No, nothing sinister is about to happen; I truly was as thankful as a virgin chosen for the Vestals to be out and about, amongst friends and entrusted to dispatch a weighty charge. But then, being thankful implies the existence of a repository for this syrupy, effusive gratitude, and since my enslavement had cleansed me of any pretensions of belief in benevolent deities watching over me, I wondered to whom my respects ought to be paid. Unfortunately, the only name I could come up with was Crassus. He was as close to a god as I was likely ever to meet. Father Jupiter, indeed. To be a happy slave in a foreign land is to be as plagued with ironies as Hanno was infested with lice when we found him. One is a constant irritant that distracts your attention, fills you with frustration, nags at your enjoyment of any good thing, and if you have any self esteem at all, is a condition of constant humiliation and shame. And to be lice-ridden is a remarkably similar experience.
Oh. I must correct myself, and I do apologize. Something sinister is about to happen. More than one something, in point of fact.
Our route lay across the forum and then northeast. The first time I had seen its broad plazas framed by temples and civic buildings of brick and stone, my awe had been tempered by my exhaustion and malnutrition. Since then, every time my sandals trod upon its worn black stones, I harkened back to the day I had been dragged past the sight of the beating heart of Rome, thirty years earlier. At the time, my own heart was more beaten than beating, led behind the horse of a magnificent centurion to be presented as a multi-lingual gift from a grateful general, Lucius Cornelius Sulla, to his heroic legate Marcus Licinius Crassus. I think about that centurion from time to time and wonder, had he retired to a farm in Campagna, happy with his ha
rvest of grapes and grandchildren, or had he fallen amongst his comrades on some distant, ruined field, defending the honor and the ever-expanding borders of the Republic? What we foreigners have failed to comprehend over the centuries is that the proud centurion would have found either fate equally satisfying. This is why Rome grows, and the rest of the world shrinks.
Chapter VI
56 BCE Fall, Rome
Year of the consulship of
Cn. Cornelius Lentulus Marcellinus and L. Marcius Philippus
If there was grumbling over my insistence that our mission remain strictly business, I could not hear it, for as we crossed the Nova Via at the southeastern border of the forum, a great tumult was occurring at the other end. The echoes of a man in a toga gesticulating on the rostra rolled down to us, held aloft by distant cheers from the crowd.

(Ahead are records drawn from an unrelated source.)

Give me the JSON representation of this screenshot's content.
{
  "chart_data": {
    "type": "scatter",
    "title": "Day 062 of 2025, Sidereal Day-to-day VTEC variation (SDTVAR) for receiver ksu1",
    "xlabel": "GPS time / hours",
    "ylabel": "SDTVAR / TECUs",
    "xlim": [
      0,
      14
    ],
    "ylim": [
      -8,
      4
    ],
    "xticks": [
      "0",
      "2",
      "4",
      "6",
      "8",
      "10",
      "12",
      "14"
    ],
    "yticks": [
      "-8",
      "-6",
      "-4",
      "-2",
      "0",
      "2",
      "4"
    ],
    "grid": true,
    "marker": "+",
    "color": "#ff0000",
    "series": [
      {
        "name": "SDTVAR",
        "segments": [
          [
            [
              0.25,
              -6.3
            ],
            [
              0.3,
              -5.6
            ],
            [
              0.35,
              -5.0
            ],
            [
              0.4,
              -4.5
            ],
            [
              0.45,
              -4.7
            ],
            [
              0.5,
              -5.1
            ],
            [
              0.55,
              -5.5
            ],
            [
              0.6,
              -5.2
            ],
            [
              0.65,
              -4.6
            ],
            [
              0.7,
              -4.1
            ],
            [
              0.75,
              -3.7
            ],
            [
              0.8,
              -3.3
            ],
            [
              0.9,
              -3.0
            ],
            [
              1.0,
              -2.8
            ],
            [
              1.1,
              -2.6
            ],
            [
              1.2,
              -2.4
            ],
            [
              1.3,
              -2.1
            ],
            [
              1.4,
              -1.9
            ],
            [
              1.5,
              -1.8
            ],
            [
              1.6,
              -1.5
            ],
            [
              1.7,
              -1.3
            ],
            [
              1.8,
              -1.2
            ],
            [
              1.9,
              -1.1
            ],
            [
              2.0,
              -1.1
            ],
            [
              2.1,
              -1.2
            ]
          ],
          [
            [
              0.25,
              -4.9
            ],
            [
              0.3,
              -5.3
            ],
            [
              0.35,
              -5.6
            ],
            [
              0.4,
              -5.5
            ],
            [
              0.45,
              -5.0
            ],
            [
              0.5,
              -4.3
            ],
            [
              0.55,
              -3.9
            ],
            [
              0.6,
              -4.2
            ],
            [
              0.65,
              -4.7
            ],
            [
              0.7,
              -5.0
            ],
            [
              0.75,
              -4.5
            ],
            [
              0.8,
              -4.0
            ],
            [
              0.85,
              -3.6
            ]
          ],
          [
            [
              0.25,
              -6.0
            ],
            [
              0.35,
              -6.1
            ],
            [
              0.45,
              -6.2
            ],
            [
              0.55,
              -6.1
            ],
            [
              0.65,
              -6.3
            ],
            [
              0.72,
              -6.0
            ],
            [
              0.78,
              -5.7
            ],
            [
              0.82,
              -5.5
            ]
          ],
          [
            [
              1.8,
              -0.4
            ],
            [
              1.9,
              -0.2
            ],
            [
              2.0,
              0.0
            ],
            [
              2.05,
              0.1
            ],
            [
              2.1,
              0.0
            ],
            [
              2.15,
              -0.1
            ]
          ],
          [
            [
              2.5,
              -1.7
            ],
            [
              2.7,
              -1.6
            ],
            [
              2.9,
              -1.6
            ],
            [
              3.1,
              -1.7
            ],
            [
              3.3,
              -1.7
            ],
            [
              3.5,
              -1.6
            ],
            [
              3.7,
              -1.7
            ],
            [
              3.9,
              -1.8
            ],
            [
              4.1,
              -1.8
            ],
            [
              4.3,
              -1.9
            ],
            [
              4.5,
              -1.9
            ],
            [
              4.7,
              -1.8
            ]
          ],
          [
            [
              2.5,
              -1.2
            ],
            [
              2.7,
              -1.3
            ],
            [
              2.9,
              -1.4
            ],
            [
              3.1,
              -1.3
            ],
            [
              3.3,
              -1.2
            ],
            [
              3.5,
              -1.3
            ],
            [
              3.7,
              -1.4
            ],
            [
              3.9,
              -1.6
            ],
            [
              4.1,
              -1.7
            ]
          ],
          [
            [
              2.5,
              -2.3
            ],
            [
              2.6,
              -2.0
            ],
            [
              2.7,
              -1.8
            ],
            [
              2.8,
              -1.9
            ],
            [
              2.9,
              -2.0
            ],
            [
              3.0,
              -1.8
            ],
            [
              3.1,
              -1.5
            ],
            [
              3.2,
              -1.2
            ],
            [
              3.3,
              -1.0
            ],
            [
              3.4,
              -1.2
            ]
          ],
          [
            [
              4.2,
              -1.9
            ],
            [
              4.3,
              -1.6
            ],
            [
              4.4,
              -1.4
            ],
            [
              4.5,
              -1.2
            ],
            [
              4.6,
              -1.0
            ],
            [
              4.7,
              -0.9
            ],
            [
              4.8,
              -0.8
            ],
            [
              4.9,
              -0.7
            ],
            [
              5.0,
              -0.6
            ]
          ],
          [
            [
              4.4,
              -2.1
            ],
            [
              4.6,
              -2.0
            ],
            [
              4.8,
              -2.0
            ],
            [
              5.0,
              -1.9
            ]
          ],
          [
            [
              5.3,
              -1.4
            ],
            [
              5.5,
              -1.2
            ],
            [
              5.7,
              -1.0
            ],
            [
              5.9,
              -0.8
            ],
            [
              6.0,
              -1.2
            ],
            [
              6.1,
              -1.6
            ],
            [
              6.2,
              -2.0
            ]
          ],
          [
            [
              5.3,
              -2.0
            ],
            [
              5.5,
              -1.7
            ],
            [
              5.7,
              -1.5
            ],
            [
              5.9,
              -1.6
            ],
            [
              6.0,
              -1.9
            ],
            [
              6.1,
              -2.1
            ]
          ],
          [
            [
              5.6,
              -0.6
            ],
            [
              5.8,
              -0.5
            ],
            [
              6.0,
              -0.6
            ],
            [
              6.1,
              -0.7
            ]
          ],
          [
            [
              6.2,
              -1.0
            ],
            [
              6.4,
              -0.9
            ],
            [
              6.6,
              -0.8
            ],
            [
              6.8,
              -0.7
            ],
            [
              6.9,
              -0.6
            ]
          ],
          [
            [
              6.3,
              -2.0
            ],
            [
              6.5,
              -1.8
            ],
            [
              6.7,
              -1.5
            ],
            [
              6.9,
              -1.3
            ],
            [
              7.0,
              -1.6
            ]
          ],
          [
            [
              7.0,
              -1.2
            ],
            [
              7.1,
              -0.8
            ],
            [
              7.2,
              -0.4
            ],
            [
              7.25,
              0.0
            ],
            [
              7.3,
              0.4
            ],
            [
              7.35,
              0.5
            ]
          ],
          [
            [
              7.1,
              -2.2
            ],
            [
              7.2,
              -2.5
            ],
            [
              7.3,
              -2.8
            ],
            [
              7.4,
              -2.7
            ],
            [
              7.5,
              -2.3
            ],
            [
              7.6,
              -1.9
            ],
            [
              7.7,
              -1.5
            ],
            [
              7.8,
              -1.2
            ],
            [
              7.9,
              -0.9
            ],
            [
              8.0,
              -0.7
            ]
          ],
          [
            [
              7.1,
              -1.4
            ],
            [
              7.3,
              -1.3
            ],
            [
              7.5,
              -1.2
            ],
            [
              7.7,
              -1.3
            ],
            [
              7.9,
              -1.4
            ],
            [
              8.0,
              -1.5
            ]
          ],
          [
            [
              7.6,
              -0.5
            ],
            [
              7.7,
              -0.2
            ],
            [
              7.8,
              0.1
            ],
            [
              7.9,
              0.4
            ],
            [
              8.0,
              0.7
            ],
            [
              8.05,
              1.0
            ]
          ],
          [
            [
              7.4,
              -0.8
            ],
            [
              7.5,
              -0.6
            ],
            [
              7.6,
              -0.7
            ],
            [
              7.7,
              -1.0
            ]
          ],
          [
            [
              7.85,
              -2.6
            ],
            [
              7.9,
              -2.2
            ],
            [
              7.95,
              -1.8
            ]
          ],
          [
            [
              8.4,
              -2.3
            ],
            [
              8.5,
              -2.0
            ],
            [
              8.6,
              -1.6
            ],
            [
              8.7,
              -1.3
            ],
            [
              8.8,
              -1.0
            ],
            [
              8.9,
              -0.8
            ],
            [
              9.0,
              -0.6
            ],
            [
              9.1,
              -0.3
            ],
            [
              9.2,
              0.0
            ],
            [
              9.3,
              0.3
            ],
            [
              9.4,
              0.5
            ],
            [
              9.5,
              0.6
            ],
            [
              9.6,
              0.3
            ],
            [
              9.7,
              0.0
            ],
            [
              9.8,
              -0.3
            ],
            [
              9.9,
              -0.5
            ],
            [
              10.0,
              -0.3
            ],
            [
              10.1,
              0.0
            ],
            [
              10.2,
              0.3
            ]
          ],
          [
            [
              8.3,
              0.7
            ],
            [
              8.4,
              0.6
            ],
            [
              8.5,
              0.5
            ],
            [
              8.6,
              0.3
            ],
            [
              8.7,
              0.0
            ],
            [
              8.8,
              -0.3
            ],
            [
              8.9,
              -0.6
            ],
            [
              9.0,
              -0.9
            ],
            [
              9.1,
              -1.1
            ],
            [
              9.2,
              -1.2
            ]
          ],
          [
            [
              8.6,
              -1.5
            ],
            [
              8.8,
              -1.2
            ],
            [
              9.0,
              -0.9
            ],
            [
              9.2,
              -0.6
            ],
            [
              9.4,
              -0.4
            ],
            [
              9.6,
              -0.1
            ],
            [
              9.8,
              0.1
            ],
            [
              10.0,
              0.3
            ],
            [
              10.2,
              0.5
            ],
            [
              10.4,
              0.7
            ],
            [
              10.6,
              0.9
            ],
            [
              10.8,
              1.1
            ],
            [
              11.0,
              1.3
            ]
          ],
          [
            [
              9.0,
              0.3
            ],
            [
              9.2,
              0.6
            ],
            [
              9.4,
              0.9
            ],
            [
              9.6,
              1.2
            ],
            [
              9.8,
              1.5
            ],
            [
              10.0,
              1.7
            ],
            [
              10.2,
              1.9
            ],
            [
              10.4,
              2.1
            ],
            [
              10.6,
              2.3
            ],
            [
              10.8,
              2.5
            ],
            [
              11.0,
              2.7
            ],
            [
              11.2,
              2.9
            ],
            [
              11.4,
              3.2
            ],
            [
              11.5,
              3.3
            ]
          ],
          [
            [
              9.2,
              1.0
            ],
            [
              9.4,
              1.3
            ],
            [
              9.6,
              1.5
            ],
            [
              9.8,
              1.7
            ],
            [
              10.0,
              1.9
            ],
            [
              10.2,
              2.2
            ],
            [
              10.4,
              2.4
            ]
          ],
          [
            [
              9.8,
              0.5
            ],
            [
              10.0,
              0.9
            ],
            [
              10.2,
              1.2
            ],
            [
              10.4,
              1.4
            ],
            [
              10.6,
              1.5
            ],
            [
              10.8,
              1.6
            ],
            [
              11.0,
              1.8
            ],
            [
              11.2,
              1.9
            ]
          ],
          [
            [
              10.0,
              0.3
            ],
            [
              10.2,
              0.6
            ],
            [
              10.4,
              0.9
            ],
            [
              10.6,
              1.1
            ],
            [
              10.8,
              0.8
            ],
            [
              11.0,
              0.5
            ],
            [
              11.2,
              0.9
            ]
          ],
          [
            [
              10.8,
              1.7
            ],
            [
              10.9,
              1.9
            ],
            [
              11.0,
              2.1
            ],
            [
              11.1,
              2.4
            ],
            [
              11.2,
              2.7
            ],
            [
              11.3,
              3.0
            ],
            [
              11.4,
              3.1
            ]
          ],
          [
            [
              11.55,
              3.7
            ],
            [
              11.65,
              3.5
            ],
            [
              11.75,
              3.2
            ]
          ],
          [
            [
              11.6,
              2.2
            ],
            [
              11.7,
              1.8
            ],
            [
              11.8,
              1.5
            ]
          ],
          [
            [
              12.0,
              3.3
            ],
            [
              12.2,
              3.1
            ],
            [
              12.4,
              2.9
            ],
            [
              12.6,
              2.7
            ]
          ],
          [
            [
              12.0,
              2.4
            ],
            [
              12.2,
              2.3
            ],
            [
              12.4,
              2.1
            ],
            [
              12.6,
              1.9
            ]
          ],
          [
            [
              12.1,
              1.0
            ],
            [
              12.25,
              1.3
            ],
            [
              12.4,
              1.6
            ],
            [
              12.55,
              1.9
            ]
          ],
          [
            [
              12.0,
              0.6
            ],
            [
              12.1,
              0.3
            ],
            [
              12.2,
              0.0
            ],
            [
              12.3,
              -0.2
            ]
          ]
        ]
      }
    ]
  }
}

“What’s that about?” Betto asked with his usual anxiety.
“Keep moving,” I said. “It is either Clodius Pulcher or Annius Milo, riling up their respective mobs.”
“Are we safe?” Betto asked.
“Clodius feigns championship of the plebs, and Pompey has brought Milo up to oppose him, so either side should be content with men of Crassus.”
Betto said, “So this is a polite throng, is it? They’ll stop to ask us who we support before they club us to death. That’s comforting.”
Malchus said, “Within the hour it won’t be safe to be anywhere near the forum, no matter whose side you’re on.”
“Which is why we must make haste.” The narrow box I gripped felt suddenly heavy.
“What’s all the ruckus about, anyway?” Valens asked. “Clodius hates Milo because Milo is Pompey’s man, Milo hates Clodius because he forced Cicero into exile, and just about everybody but Milo hates Cicero. Politics is easy once you know who hates who.”